I’m fascinated by the inherent conflict presented by the current natural-gas boom on Colorado’s Western Slope (see my story in Real News). The very tourism and outdoor recreation industry that brought so many of us here is threatened by the boom, but we seem to be proceeding as if they can coexist right next to each other for decades to come. There will be a breaking point.

I know jobs in our industry don’t pay nearly as well and that in some ways the real estate development industry skiing spawned in the 80s and 90s is arguably more harmful to mountain ecosystems than oil and gas, but at least skiing is seeing the green light, promoting alternative energy and green building practices.

Oil and gas is in it for the short haul, gone the moment the gas is and leaving mountain communities reeling when market prices fluctuate (look up the day the oil shale died on the Western Slope in 1982).

Skiers and people who love the mountain lifestyle are in it for the long haul (or at least until their knees give out).

 

 

Comment on article  5 Comments on "Vote to save our stashes: Liberal ski-blogging scum for Obama"

 

Mike Michaelson — November 3, 2008

I, too, want face shots. No, not THAT kind.

 

Mike Everts — November 3, 2008

Your point about global warming is well taken. I'm a life long skier too, born in Park City. But your belief in an Anthropological cause to the warming is misfounded. The oil & gas industry is not the cause of global warming and removing them and the energy they produce and the jobs they provide is not going to save your ski slopes. Alternative energy sources are great but they are not the end all. Mr. Pickens plan would not remove the need for natural gas production but shift it to other uses so you'll still need drilling on the western slope. I disagree with your premise that the ski industry and the natural gas industry can't co-exist. They can and they must. After a nice cold day on the slopes isn't it nice to warm up in the natural gas heated lodge or condo?

 

David O. Williams — November 3, 2008

Mike, don't get me wrong, I realize we can't just shut down natural-gas drilling overnight, and really, it's one of the cleanest-burning power sources. But the new drilling regs that are more environmentally friendly and a higher severance tax rate to get them to pay a greater share of infrastructure costs are not onerous and will not chase them out of the state. Meanwhile, let's pass some of those tax breaks on to renewable and truly green energy production like wind, solar and biomass. Years of warm winters have given us a mostly dead lodgepole pine forest we need to now utilize. European resorts are way ahead of us in this area.
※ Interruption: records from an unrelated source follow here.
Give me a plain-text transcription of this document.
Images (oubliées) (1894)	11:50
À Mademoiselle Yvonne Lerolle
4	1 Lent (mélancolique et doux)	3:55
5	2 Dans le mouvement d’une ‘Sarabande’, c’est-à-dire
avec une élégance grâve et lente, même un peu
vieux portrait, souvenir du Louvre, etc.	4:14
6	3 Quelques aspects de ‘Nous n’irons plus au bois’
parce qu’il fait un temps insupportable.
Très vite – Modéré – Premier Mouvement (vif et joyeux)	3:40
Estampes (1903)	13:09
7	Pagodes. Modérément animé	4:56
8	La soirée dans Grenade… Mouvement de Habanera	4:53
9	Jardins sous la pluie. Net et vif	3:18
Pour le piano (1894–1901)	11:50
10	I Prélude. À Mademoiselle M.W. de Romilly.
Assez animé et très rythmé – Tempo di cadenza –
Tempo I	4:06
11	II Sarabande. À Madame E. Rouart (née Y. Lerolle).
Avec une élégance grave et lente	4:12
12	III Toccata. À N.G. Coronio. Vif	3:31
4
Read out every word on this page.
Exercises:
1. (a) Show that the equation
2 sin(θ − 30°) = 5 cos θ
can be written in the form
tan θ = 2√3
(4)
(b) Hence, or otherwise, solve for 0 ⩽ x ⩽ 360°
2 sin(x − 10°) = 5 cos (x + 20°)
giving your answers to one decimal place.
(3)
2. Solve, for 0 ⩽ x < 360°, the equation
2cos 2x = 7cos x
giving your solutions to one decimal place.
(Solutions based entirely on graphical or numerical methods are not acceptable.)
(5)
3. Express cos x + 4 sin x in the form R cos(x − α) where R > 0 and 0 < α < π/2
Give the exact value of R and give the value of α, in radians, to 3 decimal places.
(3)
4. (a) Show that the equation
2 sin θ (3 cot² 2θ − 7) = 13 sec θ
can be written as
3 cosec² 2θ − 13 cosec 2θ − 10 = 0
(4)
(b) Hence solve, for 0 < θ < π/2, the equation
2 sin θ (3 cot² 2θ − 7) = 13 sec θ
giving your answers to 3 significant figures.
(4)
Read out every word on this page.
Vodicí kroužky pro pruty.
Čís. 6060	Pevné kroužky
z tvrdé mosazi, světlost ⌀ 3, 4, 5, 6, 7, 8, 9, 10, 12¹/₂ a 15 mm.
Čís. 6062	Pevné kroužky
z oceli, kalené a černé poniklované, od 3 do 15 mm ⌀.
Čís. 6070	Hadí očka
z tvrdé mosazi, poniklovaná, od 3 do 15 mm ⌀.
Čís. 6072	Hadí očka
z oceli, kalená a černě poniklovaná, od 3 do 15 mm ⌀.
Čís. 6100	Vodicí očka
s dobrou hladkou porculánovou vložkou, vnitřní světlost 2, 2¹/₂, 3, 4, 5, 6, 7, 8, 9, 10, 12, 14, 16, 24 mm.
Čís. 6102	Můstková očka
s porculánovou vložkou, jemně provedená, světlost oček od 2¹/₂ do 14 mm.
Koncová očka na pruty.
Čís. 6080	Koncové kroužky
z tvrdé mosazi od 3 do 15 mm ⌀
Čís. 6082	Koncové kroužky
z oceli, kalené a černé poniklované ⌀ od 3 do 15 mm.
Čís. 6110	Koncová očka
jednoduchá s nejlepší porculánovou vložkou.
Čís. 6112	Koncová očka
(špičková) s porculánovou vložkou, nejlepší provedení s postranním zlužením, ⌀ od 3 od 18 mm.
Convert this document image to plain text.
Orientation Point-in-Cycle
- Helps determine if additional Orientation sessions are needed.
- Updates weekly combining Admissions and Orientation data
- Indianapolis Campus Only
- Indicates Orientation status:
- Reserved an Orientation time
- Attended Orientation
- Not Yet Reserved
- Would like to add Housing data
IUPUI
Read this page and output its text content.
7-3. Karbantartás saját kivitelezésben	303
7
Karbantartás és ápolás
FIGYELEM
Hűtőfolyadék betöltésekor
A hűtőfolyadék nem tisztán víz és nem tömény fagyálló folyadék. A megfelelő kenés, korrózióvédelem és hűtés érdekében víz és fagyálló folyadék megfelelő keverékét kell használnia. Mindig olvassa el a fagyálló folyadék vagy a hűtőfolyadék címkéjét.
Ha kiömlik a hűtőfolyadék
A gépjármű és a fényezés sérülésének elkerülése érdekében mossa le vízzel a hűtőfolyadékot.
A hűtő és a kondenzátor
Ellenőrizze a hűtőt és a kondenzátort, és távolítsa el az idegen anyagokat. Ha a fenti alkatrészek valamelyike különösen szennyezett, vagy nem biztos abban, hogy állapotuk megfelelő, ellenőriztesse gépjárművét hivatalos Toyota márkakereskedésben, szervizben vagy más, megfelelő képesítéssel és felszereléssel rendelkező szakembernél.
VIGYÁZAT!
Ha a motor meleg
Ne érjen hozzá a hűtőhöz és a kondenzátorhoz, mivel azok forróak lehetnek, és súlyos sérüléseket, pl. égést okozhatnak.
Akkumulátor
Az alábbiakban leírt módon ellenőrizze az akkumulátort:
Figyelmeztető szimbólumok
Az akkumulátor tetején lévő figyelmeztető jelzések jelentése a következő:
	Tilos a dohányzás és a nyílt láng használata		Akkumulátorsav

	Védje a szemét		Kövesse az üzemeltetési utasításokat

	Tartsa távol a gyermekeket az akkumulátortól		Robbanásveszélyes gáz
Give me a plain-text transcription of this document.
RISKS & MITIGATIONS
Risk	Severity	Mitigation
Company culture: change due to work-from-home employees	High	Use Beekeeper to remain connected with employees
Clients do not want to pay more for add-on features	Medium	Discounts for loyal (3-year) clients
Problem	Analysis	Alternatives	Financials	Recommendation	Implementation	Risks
I know Dems have been part of the problem for decades, but they now seem to be providing more than just lip service on alternative energy and global warming.

 

Powder Predictor — November 3, 2008

Dave, have you learned nothing from my blogs. Weather.com is our grandmothers web site. And as we all know the Weather Channel is all we have on cable, however, there are many websites that give better and more local forecasts for our area. First, noaa.gov is a staple for me when I do my forecast. Clear and to to the point. Another favorite is the forecast at snowforecast.com. These guys give detailed forecasts for almost every resort in the west and a few in the East. And finally, my favorite is www.wunderground.com. Weather Underground is a site used by most transportation affiliates including the FAA. With web cams and weather station info, a fee of $10 per year will give you all access to any personal weather station in the country. Which leads me to my point for all visitors to Realvail.com. Soon we will have a link to my weather station in Edwards. Giving everyone one-click access to temps, wind, dew points, and pressure as near possible to Vail and Beaver Creek. Stay tuned. P.S. I'm just bustin' your chops Dave, can't wait to see you on the hill.

Reid

 

David O. — November 3, 2008

Ah Reid, my chops stand busted. Clearly I've been spending too much time on the political blogs and leaving my weather obsession unattended. Thanks for schooling me in the ways of the veteran front watcher. Can't wait to check out your Edwards weather station and see how much it differs from my West Vail deck cam. You guys tend to be a little toastier down there in skiburbia. Thanks for the knowledge. Blog on.